表彰式では、中村氏を含む5人の大賞受賞者および14人の赤ひげ功労賞受賞者の功績が称えられた。冒頭、主催者を代表して松本吉郎・日医会長があいさつ。受賞者はいずれも「医療を超えた患者との信頼関係を築き、地域を守ってこられた」と賛辞を贈った。また、今年は団塊の世代が全員75歳以上になるとし、日医としても地域での活動を支えながら地域医療の充実に寄与していくと誓った。
次いで、黒瀨巌・日医常任理事より選考経過を報告。令和6年5月1日に都道府県医師会に候補者の推薦を依頼し、選考委員による事前審査を経て、11月7日に日医会館で開催した選考会で受賞者が決定したと説明した。
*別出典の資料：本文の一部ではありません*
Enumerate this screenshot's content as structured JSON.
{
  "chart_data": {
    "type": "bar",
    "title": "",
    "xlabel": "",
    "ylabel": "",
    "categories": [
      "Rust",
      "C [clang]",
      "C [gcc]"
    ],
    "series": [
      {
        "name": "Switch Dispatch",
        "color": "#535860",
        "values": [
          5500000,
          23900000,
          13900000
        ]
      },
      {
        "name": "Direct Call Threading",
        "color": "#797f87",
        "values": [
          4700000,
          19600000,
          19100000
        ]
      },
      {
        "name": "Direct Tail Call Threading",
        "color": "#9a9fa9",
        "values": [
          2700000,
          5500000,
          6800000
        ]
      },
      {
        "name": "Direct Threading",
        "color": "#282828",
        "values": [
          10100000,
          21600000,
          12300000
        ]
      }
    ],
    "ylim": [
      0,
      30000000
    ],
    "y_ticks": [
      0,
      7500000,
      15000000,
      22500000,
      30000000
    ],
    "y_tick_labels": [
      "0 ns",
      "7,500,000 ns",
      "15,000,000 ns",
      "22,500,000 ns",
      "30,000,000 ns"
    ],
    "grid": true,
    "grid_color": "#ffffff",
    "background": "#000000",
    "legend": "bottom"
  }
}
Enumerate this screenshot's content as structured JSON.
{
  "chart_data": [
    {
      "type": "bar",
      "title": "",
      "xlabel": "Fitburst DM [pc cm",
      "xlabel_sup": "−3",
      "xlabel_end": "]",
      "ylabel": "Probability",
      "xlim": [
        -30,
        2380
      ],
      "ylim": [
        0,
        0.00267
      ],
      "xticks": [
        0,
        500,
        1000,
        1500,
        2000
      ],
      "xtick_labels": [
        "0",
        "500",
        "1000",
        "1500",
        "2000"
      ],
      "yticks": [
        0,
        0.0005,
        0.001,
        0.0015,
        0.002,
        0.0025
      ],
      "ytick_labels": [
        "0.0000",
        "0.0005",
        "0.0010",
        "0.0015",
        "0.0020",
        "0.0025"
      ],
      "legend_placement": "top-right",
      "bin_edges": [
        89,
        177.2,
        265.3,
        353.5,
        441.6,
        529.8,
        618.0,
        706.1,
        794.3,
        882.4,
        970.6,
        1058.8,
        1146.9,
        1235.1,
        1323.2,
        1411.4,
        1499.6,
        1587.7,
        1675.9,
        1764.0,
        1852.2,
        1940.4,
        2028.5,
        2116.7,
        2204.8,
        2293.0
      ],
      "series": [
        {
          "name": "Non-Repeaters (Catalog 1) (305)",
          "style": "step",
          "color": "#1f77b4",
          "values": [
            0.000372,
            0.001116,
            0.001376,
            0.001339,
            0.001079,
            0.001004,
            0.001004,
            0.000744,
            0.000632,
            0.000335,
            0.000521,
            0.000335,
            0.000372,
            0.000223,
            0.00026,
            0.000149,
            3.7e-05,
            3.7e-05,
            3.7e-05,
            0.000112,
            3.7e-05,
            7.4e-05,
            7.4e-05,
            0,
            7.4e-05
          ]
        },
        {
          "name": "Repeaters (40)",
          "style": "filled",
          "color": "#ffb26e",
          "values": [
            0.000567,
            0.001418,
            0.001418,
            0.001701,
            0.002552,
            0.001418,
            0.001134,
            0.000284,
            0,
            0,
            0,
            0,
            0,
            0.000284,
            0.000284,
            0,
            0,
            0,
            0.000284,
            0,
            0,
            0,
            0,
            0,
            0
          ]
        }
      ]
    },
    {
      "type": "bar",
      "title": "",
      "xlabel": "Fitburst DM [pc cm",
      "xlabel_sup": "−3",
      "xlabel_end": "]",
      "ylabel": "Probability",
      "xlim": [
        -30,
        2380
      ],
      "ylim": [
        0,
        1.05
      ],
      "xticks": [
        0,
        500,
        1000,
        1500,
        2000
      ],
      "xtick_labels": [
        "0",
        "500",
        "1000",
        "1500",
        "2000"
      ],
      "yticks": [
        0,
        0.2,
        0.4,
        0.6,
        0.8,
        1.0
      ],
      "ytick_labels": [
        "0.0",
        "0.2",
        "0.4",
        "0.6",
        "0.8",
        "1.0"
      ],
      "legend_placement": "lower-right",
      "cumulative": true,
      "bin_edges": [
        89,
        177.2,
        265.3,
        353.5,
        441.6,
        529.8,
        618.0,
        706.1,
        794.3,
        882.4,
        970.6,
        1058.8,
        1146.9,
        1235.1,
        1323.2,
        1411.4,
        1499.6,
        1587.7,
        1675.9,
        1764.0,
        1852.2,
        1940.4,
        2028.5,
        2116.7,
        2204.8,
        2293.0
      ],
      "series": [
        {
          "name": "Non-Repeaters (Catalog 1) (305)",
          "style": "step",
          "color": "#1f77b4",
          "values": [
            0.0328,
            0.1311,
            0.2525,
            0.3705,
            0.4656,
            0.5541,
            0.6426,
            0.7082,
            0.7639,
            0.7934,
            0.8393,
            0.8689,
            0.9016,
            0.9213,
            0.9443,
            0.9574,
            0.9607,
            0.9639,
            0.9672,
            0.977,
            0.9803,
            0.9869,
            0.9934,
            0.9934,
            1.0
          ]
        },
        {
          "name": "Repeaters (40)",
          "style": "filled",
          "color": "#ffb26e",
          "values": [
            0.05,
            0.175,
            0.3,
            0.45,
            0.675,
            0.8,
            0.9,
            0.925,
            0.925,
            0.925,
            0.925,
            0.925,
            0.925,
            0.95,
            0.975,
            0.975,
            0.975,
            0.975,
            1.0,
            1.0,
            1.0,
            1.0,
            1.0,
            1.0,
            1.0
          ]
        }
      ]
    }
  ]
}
また、コロナ禍や震災を通して、かかりつけ医の重要性が再認識されていると言及。本賞が地域医療のさらなる充実や後進の育成につながることに期待を寄せた。
続いて、大賞受賞者が表彰された。松本・日医会長から表彰状、近藤哲司・産経新聞社代表取締役社長から副賞が授与され、受賞者から感謝の言葉が述べられた。中村氏は開業医であった自身の父親の果たせなかった思いを糧に同じ土地にクリニックを開業したと回顧。有料老人ホームの併設や訪問診療、医師会主導の多職種連携など、地域完結型の医療を目指して安心安全なまちづくりに尽力してきたと語った。今回の受賞は、東成区医師会関係者をはじめ各種団体や家族、さらに故中尾正俊・前府医会長の協力や支えによるものと謝意を示した。
来賓祝辞では石破茂首相が登壇。受賞者をはじめ地域で医療に貢献されている方々は、地域住民にとって頼みの綱であり、心のよりどころとなっていると語った。また、医師は医術だけではなく、「人生すべてをかけたパートナー」と述べ敬意を表した。
閉会あいさつで近藤氏は、本賞の選考委員には医学生も参加していることに触れ、「受賞者の高い志が次世代に引き継がれ、未来の赤ひげ先生が生まれることを願う」と結んだ。